People wondered if Claire had ever fallen in love or walked arm in arm with a friend. She had become a cautionary tale, pitied, whispered about. Some of the older women kept butterfly nets in their shopping bags, ready and able to defend her should a demon happen to appear as she went walking by.

When spring arrived, Claire continued to wear her coat and boots. She was the one person in Paris who dreaded the end of winter. The white flowers blooming on the chestnut tree in her grandmother’s courtyard were anathema to her. They made her think of the lost and the dead. They no longer carried the scent of almonds. Instead, when she breathed in there was the stink of bitterroot, sulfur. She wished for snow, rain, turtle-green skies. She had the feeling children sometimes do when they’re awakened by a nightmare and desperately yearn for someone to tell them their dreamworld doesn’t exist in real life. Claire had always crept into bed with Elv to beg for a story when that happened to her. Once upon a time there was a little girl who needed to go to sleep, Elv would begin, no matter how sleepy she herself was. Nothing could harm her and no one could find her and she was always safe.

SPRING IN NEW York was exceptionally beautiful. The trees in Central Park were a liquid green. When the wind shook the branches, pockets of green showered the ground. There were splotches falling onto the pages of Elv’s book, a crisscross of pollen and print. She was sitting on a bench outside the zoo. She was noticeably pregnant by the end of the season. Women going past often stopped to congratulate her. She smiled, thanked them, then returned her attentions to her book. She was reading about children the same way she had once devoured information about dogs.
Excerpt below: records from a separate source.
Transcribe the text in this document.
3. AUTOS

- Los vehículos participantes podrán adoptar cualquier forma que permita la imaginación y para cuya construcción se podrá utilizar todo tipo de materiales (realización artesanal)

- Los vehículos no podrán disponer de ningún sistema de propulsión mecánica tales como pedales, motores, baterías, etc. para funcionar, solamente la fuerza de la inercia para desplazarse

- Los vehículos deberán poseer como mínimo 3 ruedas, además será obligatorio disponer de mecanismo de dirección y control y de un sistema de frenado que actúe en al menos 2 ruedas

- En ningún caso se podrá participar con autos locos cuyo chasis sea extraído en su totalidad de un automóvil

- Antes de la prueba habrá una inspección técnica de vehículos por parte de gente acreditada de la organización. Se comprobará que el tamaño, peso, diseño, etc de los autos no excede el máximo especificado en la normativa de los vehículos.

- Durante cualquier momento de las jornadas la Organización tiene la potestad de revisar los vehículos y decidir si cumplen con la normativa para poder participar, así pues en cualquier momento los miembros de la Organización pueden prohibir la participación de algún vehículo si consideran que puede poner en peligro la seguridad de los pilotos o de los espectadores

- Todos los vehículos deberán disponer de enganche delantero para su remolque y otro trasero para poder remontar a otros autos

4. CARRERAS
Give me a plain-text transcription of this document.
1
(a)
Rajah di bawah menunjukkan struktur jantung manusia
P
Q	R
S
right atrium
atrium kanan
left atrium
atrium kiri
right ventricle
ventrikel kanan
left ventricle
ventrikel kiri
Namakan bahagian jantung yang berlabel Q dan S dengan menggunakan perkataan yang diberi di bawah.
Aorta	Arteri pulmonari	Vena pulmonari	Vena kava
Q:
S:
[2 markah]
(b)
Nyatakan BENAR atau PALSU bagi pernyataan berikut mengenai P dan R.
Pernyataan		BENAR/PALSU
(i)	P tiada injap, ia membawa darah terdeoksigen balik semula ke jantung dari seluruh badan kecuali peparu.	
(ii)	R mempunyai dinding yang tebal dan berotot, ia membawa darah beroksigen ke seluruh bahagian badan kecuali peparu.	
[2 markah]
She knew absolutely nothing about them. They were an utter mystery. How had her mother ever managed the three of them, so close in age? How had she known how to cure a fever, a bee sting, a spider’s bite? How to make a bed, fix a perfect grilled cheese and tomato sandwich, pour a glass of milk without spilling a drop? You’ll understand everything you need to when your child is born, Elv’s ama had written to her. Don’t worry so much. But she hadn’t understood how to be a daughter or a sister or the beloved of a man who couldn’t turn away from his fatal flaw. How could she ever understand a child?